Rivers of Remembering: Exile Reimagined

Psalms 137:1 - A Neville Goddard interpretation

Read Psalms 137 in context

Scripture Focus

1By the rivers of Babylon, there we sat down, yea, we wept, when we remembered Zion.
Psalms 137:1

Biblical Context

Psalm 137:1 places the exiled in Babylon by the rivers, weeping as they remember Zion. It presents exile as a mental state rather than a mere place.

Neville's Inner Vision

By the rivers of Babylon you sat and wept not because you are lost in a foreign land, but because you have identified with a state of lack in your own consciousness. The river is the ceaseless flow of thoughts that say, 'I am separated from my good.' Zion, in this reading, is the awareness of your true home—the fulfilled life your I AM already knows.

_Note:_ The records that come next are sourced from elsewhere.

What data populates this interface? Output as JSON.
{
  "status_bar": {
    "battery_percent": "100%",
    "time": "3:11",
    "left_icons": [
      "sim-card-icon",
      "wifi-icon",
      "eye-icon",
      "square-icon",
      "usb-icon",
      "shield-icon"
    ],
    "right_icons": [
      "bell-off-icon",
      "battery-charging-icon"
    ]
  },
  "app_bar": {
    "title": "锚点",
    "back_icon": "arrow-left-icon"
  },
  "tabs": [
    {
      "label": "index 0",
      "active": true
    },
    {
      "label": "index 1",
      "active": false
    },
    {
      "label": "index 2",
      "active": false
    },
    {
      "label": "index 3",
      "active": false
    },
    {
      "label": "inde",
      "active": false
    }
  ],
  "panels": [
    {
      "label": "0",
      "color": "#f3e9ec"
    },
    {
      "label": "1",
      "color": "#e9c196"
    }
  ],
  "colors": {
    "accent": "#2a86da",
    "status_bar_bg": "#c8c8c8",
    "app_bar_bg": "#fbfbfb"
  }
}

Exile, then, is a psychological condition, not a place. The remedy is not outward action but inward revision: assume the feeling of Zion as your present reality and feel it real now. State boldly within, 'I am home in Zion; I am the one who sees and accepts this as done.' Your awareness does the work; your imagination is the instrument through which the inner state is made visible. Weeping dissolves as the memory of lack yields to the memory of fulfillment. The return is an inward return to a state you never left, a knowing that the kingdom is within.

Practice This Now

Close your eyes and revise the scene: declare 'I am home in Zion' and feel the relief as you breathe in that truth, letting the imagined state saturate your present moment.